As usual, mom's expensive kid demands tribute in the form of ready-to-assemble plastic. Gampper, Kroger Zone Manager for Kansas City, Kansas just made a friend for life when he promised mom a job no matter what.

Slow Sunday at the store - Myrtle and Lee are mom's maternal aunt and her husband from Topeka. Lee Crawford ran a laundry a block west of the Kansas State Capitol building. Dad always referred to Lee as my rich uncle, and while he may have been well-off relative to our means, he wasn't a Patton family benefactor, and had a family of his own. His grandkids visited Kansas City a couple of times, but we really didn't hit it off. They were suburban kids, and we, the big-city mice, didn't agree with what passed for a Topeka sense of style.
Grandma Patton (Pansy) with Lee and Myrtle Crawford

Rent. Mom and dad moved us into our little house on 11th Street in 1955 after several years in Fort Scott, Kansas. My uncle Lawrence, aunt Gladys' husband, was employed by Cirese Investments, owned by Big Joe and Mary Cirese. They charged mom and dad $60 a month for the house on six lots. Lawrence and his son Frank helped dad excavate a large enough area under the house to serve as dad's bait factory. (Just thinking about that makes me cringe. There was a small area that held a water heater and room for a washing machine. They dug out five times that much area, hauling the dirt out in buckets. It was like something out of The Great Escape.)

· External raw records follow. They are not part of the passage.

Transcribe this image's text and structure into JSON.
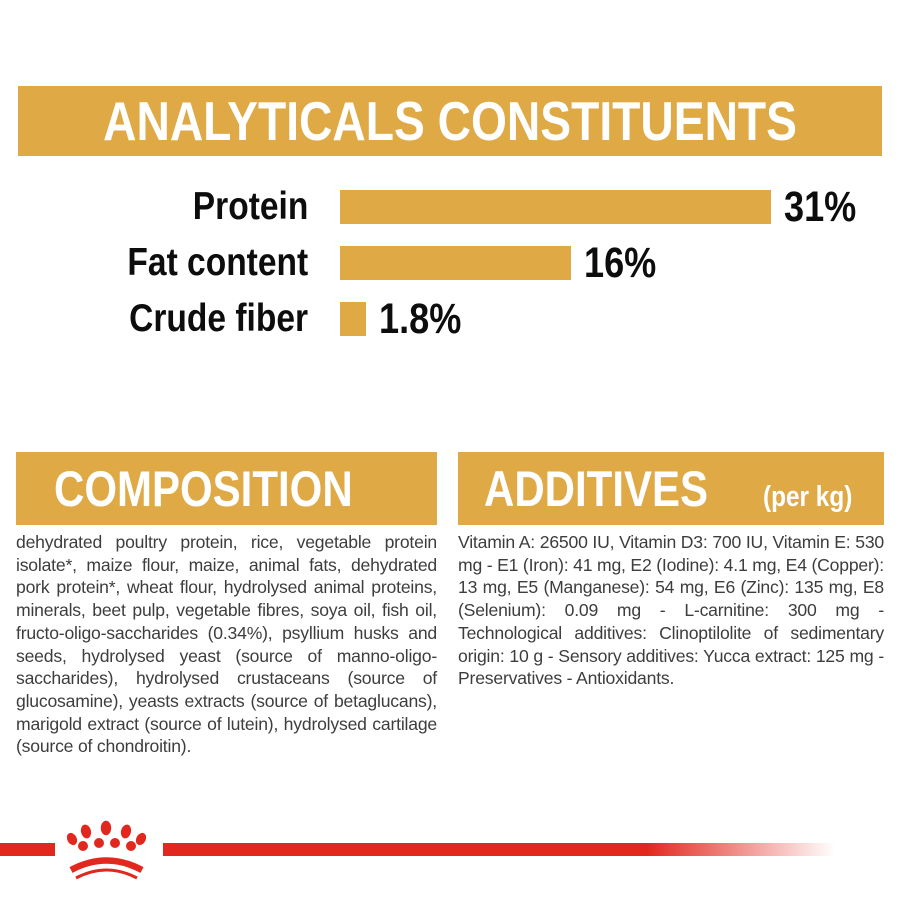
{
  "header": {
    "title": "ANALYTICALS CONSTITUENTS"
  },
  "chart_data": {
    "type": "bar",
    "orientation": "horizontal",
    "title": "ANALYTICALS CONSTITUENTS",
    "categories": [
      "Protein",
      "Fat content",
      "Crude fiber"
    ],
    "values": [
      31,
      16,
      1.8
    ],
    "value_labels": [
      "31%",
      "16%",
      "1.8%"
    ],
    "xlim": [
      0,
      31
    ],
    "grid": false,
    "legend": false,
    "bar_color": "#DFA945",
    "label_color": "#0d0d0d"
  },
  "composition": {
    "title": "COMPOSITION",
    "body": "dehydrated poultry protein, rice, vegetable protein isolate*, maize flour, maize, animal fats, dehydrated pork protein*, wheat flour, hydrolysed animal proteins, minerals, beet pulp, vegetable fibres, soya oil, fish oil, fructo-oligo-saccharides (0.34%), psyllium husks and seeds, hydrolysed yeast (source of manno-oligo-saccharides), hydrolysed crustaceans (source of glucosamine), yeasts extracts (source of betaglucans), marigold extract (source of lutein), hydrolysed cartilage (source of chondroitin)."
  },
  "additives": {
    "title": "ADDITIVES",
    "subtitle": "(per kg)",
    "body": "Vitamin A: 26500 IU, Vitamin D3: 700 IU, Vitamin E: 530 mg - E1 (Iron): 41 mg, E2 (Iodine): 4.1 mg, E4 (Copper): 13 mg, E5 (Manganese): 54 mg, E6 (Zinc): 135 mg, E8 (Selenium): 0.09 mg - L-carnitine: 300 mg - Technological additives: Clinoptilolite of sedimentary origin: 10 g - Sensory additives: Yucca extract: 125 mg - Preservatives - Antioxidants."
  },
  "footer": {
    "logo": "royal-canin-crown"
  },
  "colors": {
    "accent_gold": "#DFA945",
    "brand_red": "#E2281E",
    "body_text": "#3d3d3d",
    "heading_text": "#ffffff"
  }
}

Dad's gigantic industrial Hobart mixer had a permanent spot on the original concrete pad, and the rest of the operation horseshoed around the basement, through the center grade beam, and over to the east side of the basement. Dad eventually put a ladder and trap door in our bathroom that allowed access, though not easy access, to our basement in case of a tornado or the beginning of World War III. Either seemed likely in those days. The original entrance, a short ramp facing south, was still handy for doing laundry or dropping off 55-gallon barrels of blackstrap molasses or cheese trimmings that dad used to manufacture various baits. Stick around, this gets interesting later in the summer.

Anyway, sixty bucks a month. In today's money, maybe $550. A few years later, when big Joe died, there was talk of raising the rent, but Mary held off. When dad had his heart attacks in 1962, Mary reassured mom that she would never have to pay more than $60 for rent. Mom finally moved out of that miserable little house and into assisted living in 1979. Her rent was still $60, the equivalent then of about $130. Anyone who says anything bad about Mary Cirese will have to answer to me. She was a saint.